Aber jetzt. Nicht dass „In At The Deep End“ sich amerikanisch anhören würde, überhaupt nicht. Von der Idee Girl-Group-Elemente einzubauen über eine gewisse Dancehall-geschuldete Eckigkeit der rhythmischen Struktur bis zum ebenfalls Dancehall-geprägten Schnatterstil der Rapper ist dies alles sofort als britisch zu erkennen – wie es sich für eine lokale Kultur wie HipHop ja auch gehört, da muss man das regionale in Spuren kenntlich machen, sonst ist es nicht „real“. Doch im Unterschied zu früher sitzt eben auch jede Funkgitarre an der richtigen Stelle und jede Soulsängerin kräht ihre Gesangslinie exakt dort, wo sie hingehört. Und tatsächlich ist es genau jene Überblendung, die diese Platte am Ende dann so wunderbar macht.

Roll Deep Crew: „In At The Deep End“ (Virgin/EMI)

Mit der Erwartung spielen

Es dürfte nicht der wirkliche Spaß sein, gerade jetzt als französische HipHop-Gruppe eine neue Platte herausgebracht zu haben. Ob man will oder nicht: Auf einmal ist man Sprecher einer Community. Sogar der französische Innenminister de Villepin hat vor einigen Tagen zu Protokoll gegeben, dass wer sich mit HipHop beschäftige, erfahren könne, was in der Banlieu so abgeht. Gegen so viel Erwartung kann man eigentlich nur verlieren. Fast kommt es einem so vor, als wenn im Rapper die Figur des engagierten Schriftstellers noch einmal eingeführt werde. Mit all den Vorteilen von Sichtbarkeit und potenzieller Einflussnahme und all den Nachteilen, die das für die ästhetische Produktion haben kann.

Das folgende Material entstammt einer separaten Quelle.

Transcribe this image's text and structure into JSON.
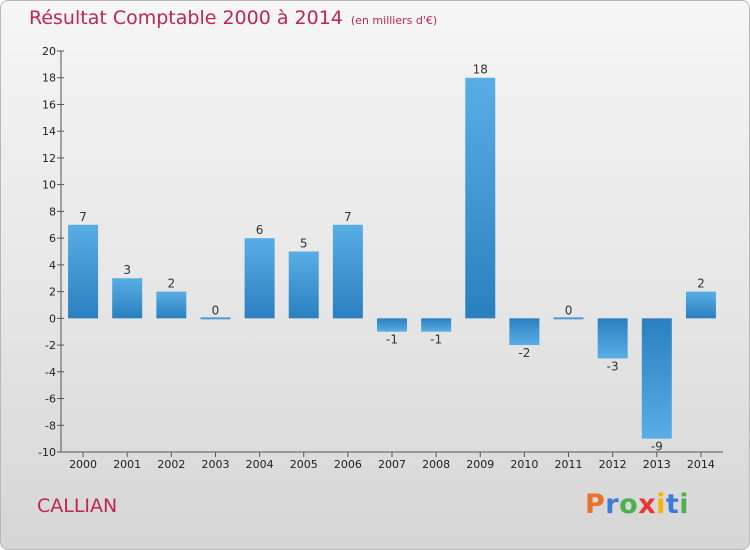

Tatsächlich haben Saian Supa Crew, so eine Art französischer Wu-Tang-Clan, auf „Hold Up“, ihrem ersten Album seit vier Jahren, mit „Jacko“ auch ein Stück gegen Jacques Chirac, mit „Zonarisk“ eines über die Banlieu. Mit „Rouge Sang“ widmen sie einen Song den toten afrikanischen Migranten, die bei den Bränden in Pariser besetzten Häusern umkamen.

Ansonsten läuft dieses Album aber so ausgesprochen gut durch, weil die vier Rapper tatsächlich einen ganz eigenen Flow haben (wenn sie nicht gerade Englisch rappen, das sollten sie besser lassen) – und weil die Produktion zwischen Funk, Drum ’n’ Bass, Raggae, Folk, Elektro und was weiß ich noch was, so basslastig und präzise auf den Punkt kommt.